Objective: Many fetal anomalies can already be diagnosed by ultrasound in the first trimester of pregnancy. Unfortunately, in clinical practice, detection rates for anomalies in early pregnancy remain low. Our aim was to use an automated image segmentation algorithm to detect one of the most common fetal anomalies: a thickened nuchal translucency (NT), which is a marker for genetic and structural anomalies.
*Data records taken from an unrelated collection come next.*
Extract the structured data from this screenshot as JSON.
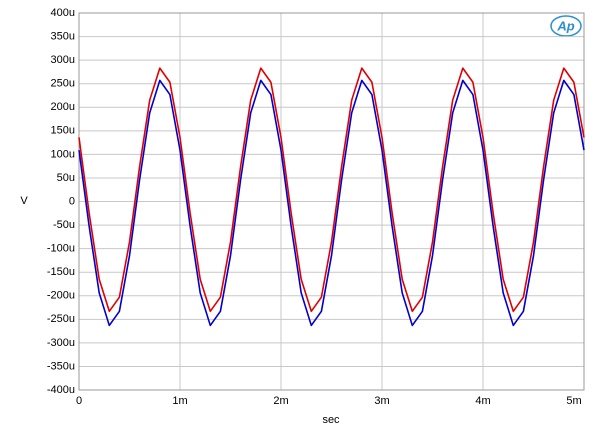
{
  "chart_data": {
    "type": "line",
    "logo": "Ap",
    "xlabel": "sec",
    "ylabel": "V",
    "x": [
      0,
      0.0001,
      0.0002,
      0.0003,
      0.0004,
      0.0005,
      0.0006,
      0.0007,
      0.0008,
      0.0009,
      0.001,
      0.0011,
      0.0012,
      0.0013,
      0.0014,
      0.0015,
      0.0016,
      0.0017,
      0.0018,
      0.0019,
      0.002,
      0.0021,
      0.0022,
      0.0023,
      0.0024,
      0.0025,
      0.0026,
      0.0027,
      0.0028,
      0.0029,
      0.003,
      0.0031,
      0.0032,
      0.0033,
      0.0034,
      0.0035,
      0.0036,
      0.0037,
      0.0038,
      0.0039,
      0.004,
      0.0041,
      0.0042,
      0.0043,
      0.0044,
      0.0045,
      0.0046,
      0.0047,
      0.0048,
      0.0049,
      0.005
    ],
    "series": [
      {
        "color": "#e00000",
        "values": [
          0.000136,
          -2.4e-05,
          -0.000165,
          -0.000233,
          -0.000203,
          -8.6e-05,
          7.4e-05,
          0.000215,
          0.000283,
          0.000253,
          0.000136,
          -2.4e-05,
          -0.000165,
          -0.000233,
          -0.000203,
          -8.6e-05,
          7.4e-05,
          0.000215,
          0.000283,
          0.000253,
          0.000136,
          -2.4e-05,
          -0.000165,
          -0.000233,
          -0.000203,
          -8.6e-05,
          7.4e-05,
          0.000215,
          0.000283,
          0.000253,
          0.000136,
          -2.4e-05,
          -0.000165,
          -0.000233,
          -0.000203,
          -8.6e-05,
          7.4e-05,
          0.000215,
          0.000283,
          0.000253,
          0.000136,
          -2.4e-05,
          -0.000165,
          -0.000233,
          -0.000203,
          -8.6e-05,
          7.4e-05,
          0.000215,
          0.000283,
          0.000253,
          0.000136
        ]
      },
      {
        "color": "#0000d0",
        "values": [
          0.000109,
          -5.2e-05,
          -0.000194,
          -0.000263,
          -0.000233,
          -0.000115,
          4.6e-05,
          0.000188,
          0.000257,
          0.000227,
          0.000109,
          -5.2e-05,
          -0.000194,
          -0.000263,
          -0.000233,
          -0.000115,
          4.6e-05,
          0.000188,
          0.000257,
          0.000227,
          0.000109,
          -5.2e-05,
          -0.000194,
          -0.000263,
          -0.000233,
          -0.000115,
          4.6e-05,
          0.000188,
          0.000257,
          0.000227,
          0.000109,
          -5.2e-05,
          -0.000194,
          -0.000263,
          -0.000233,
          -0.000115,
          4.6e-05,
          0.000188,
          0.000257,
          0.000227,
          0.000109,
          -5.2e-05,
          -0.000194,
          -0.000263,
          -0.000233,
          -0.000115,
          4.6e-05,
          0.000188,
          0.000257,
          0.000227,
          0.000109
        ]
      }
    ],
    "xlim": [
      0,
      0.005
    ],
    "xticks": [
      0,
      {
        "value": 0.001,
        "label": "1m"
      },
      {
        "value": 0.002,
        "label": "2m"
      },
      {
        "value": 0.003,
        "label": "3m"
      },
      {
        "value": 0.004,
        "label": "4m"
      },
      {
        "value": 0.005,
        "label": "5m"
      }
    ],
    "ylim": [
      -0.0004,
      0.0004
    ],
    "yticks": [
      {
        "value": -0.0004,
        "label": "-400u"
      },
      {
        "value": -0.00035,
        "label": "-350u"
      },
      {
        "value": -0.0003,
        "label": "-300u"
      },
      {
        "value": -0.00025,
        "label": "-250u"
      },
      {
        "value": -0.0002,
        "label": "-200u"
      },
      {
        "value": -0.00015,
        "label": "-150u"
      },
      {
        "value": -0.0001,
        "label": "-100u"
      },
      {
        "value": -5e-05,
        "label": "-50u"
      },
      0,
      {
        "value": 5e-05,
        "label": "50u"
      },
      {
        "value": 0.0001,
        "label": "100u"
      },
      {
        "value": 0.00015,
        "label": "150u"
      },
      {
        "value": 0.0002,
        "label": "200u"
      },
      {
        "value": 0.00025,
        "label": "250u"
      },
      {
        "value": 0.0003,
        "label": "300u"
      },
      {
        "value": 0.00035,
        "label": "350u"
      },
      {
        "value": 0.0004,
        "label": "400u"
      }
    ],
    "grid": true
  }
}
Methods: Standardized mid-sagittal ultrasound images of the fetal head and chest were collected for 560 fetuses between 11 and 13 weeks and 6 days of gestation, 88 (15.7%) of whom had an NT thicker than 3.5 mm. Image quality was graded as high or low by two fetal medicine experts. Images were divided into a training-set (n = 451, 55 thick NT) and a test-set (n = 109, 33 thick NT). We then trained a U-Net convolutional neural network to segment the fetus and the NT region and computed the NT:fetus ratio of these regions. The ability of this ratio to separate thick (anomalous) NT regions from healthy, typical NT regions was first evaluated in ground-truth segmentation to validate the metric and then with predicted segmentation to validate our algorithm, both using the area under the receiver operator curve (AUROC).

Results: The ground-truth NT:fetus ratio detected thick NTs with 0.97 AUROC in both the training and test sets. The fetus and NT regions were detected with a Dice score of 0.94 in the test set. The NT:fetus ratio based on model segmentation detected thick NTs with an AUROC of 0.96 relative to clinician labels. At a 91% specificity, 94% of thick NT cases were detected (sensitivity) in the test set. The detection rate was statistically higher (p = 0.003) in high versus low-quality images (AUROC 0.98 vs. 0.90, respectively).

Conclusion: Our model provides an explainable deep-learning method for detecting increased NT. This technique can be used to screen for other fetal anomalies in the first trimester of pregnancy.